Minuscule 652 (in the Gregory-Aland numbering of New Testament manuscripts), ε1095 (in the von Soden numbering of New Testament manuscripts),[1] is a Greek minuscule manuscript of the New Testament, written on parchment. Using the study of comparative writing styles (palaeography), it has been assigned to the 10th century. The manuscript has complex contents,[2] with "an interesting textual character". Biblical scholar Frederick H. A. Scrivener labelled it as 875.[3]
The manuscript is a codex (precursor to the modern book), containing the complete text of the four Gospels, on 305 parchment leaves (size). It is written in one column per page, 20 lines per page.
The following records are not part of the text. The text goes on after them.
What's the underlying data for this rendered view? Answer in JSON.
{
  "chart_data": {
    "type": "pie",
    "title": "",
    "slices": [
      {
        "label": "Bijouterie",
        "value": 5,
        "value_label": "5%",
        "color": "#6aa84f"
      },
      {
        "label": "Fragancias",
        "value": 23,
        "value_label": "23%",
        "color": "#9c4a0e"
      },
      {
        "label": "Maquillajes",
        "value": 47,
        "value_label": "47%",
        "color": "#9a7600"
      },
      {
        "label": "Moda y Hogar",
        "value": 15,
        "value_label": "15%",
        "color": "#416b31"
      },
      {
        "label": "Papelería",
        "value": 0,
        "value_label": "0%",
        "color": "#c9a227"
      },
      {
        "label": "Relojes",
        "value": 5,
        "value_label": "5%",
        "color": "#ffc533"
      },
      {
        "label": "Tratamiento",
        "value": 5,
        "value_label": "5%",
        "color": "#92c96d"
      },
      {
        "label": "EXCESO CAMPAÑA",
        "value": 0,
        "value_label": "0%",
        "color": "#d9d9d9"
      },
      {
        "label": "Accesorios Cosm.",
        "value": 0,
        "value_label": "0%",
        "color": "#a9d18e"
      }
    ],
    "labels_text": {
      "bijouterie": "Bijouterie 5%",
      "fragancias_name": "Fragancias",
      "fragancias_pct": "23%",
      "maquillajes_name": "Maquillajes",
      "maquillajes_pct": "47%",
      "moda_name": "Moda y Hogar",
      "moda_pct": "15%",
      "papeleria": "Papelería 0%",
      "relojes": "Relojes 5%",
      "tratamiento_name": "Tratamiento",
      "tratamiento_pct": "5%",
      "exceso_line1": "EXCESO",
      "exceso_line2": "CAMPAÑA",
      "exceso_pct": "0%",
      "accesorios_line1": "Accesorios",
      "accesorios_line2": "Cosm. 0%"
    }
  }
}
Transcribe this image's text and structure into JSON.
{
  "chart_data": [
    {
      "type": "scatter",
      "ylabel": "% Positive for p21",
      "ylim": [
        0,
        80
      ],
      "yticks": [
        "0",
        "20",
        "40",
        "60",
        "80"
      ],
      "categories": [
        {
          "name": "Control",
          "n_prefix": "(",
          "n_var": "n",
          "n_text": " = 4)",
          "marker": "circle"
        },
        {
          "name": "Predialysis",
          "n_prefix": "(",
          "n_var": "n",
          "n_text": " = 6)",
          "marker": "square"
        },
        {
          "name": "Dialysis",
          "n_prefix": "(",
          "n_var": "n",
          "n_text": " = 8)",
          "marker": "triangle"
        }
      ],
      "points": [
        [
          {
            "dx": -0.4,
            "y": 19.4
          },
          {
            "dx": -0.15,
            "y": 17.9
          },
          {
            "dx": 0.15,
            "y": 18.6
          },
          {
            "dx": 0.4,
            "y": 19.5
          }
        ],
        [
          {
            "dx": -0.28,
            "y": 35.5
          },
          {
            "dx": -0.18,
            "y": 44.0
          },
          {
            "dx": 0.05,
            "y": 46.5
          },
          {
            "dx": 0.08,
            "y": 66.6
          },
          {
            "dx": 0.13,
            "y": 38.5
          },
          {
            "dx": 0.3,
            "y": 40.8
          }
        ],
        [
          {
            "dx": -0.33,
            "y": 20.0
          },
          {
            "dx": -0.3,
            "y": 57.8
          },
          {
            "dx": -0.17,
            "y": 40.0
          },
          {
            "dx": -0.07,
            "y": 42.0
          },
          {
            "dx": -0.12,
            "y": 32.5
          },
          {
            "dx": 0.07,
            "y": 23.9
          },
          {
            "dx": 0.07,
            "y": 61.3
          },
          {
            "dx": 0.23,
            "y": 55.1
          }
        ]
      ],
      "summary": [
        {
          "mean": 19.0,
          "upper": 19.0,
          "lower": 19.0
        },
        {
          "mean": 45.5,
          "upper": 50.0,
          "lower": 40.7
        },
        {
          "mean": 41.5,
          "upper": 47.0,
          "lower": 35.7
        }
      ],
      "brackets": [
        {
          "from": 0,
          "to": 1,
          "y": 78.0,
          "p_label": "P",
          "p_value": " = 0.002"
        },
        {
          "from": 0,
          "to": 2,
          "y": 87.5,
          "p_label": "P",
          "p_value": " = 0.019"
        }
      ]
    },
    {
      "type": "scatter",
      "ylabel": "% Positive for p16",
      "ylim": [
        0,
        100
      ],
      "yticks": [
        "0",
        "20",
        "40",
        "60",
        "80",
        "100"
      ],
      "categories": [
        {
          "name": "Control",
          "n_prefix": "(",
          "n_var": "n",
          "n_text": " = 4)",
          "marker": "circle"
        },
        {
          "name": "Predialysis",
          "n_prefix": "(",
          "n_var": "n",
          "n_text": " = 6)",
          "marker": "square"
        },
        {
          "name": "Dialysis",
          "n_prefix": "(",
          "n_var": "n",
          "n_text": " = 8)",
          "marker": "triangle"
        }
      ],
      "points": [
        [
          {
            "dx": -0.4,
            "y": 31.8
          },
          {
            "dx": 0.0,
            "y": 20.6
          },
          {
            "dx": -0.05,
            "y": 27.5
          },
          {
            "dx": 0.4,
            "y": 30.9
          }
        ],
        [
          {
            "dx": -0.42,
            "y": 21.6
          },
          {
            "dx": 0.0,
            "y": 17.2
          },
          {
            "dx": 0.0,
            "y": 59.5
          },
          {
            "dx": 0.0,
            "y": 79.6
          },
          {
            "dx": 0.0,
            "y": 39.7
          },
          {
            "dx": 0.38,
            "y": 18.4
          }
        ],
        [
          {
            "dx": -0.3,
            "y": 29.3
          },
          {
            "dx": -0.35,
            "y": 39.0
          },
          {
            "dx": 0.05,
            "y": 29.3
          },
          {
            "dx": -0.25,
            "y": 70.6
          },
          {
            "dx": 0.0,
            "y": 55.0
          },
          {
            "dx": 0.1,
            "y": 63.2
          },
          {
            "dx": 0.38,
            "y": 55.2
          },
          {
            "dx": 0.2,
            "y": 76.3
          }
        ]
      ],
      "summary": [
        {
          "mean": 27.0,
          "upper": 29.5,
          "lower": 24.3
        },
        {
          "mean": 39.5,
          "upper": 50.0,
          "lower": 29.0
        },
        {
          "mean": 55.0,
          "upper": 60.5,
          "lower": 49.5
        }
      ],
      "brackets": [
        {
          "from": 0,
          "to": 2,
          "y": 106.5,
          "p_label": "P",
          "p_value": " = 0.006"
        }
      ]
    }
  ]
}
Colour portraits of the four evangelists are included in the manuscript, inlaid with gold, and the headpieces containing the Gospel Titles have been described as "elaborately decorated" containing "an intricately decorated gold initial". Chapter titles are written in red ink.
It contains the Epistula ad Carpianum (a letter by the early church Father Eusebius of Caesarea, outlining his Gospel content system), the Eusebian tables, the chapter tables (known as Greek, Ancient (to 1453);: κεφαλαια / kephalaia), numerals of the Greek, Ancient (to 1453);: κεφαλαια in the margin, the titles (known as Greek, Ancient (to 1453);: τιτλοι / titloi), Ammonian Sections, the Eusebian Canons, (lectionary markings, incipits), Synaxarion, Menologion, subscriptions, and Icons of the Evangelists before each of their respective Gospels.[4]
The Greek text of the codex is considered a representative of the Byzantine text-type. The text-types are groups of different New Testament manuscripts which share specific or generally related readings, which then differ from each other group, and thus the conflicting readings can separate out the groups. These are then used to determine the original text as published; there are three main groups with names: Alexandrian, Western, and Byzantine.[5] Its relationship with other manuscripts is not commented on by textual critic Kurt Aland, who did not place it in any Category of his New Testament manuscripts classification system.[6] According to the Claremont Profile Method it represents textual family Π in Luke 1, and K in Luke 10 and Luke 20.[7]
Biblical scholar Silva Lake discovered it represents the text of Family 1 in Mark 4:20-6:24, and in the rest of Mark it coincides with the text of Family Π,[8] hence the manuscript has a sort of "block mixture" between the two groups.[9]
A later hand has added to John 8:8 in the margin the following:
Greek, Ancient (to 1453);: ενος εκαστου αυτων τας αμαρτιας
(sins of every one of them).This textual variant is also found in Codex Nanianus (U), and the minuscules Minuscule 73, 95, 331, 364, 700, 782, 1592, and some Armenian manuscripts. Minuscule 264 includes this textual variant in John 8:6.[10]
The manuscript once belonged to Otto of Greece (King of Greece 1832-1862) and was brought to Germany in 1879. Biblical scholar Caspar René Gregory saw the manuscript in 1887, and dated it to the 10th or 11th century. The manuscript is now dated by the Institute for New Testament Textual Research (INTF) to the 10th century.[11] The manuscript is currently housed at the Bavarian State Library (shelf number Gr. 594), in Munich.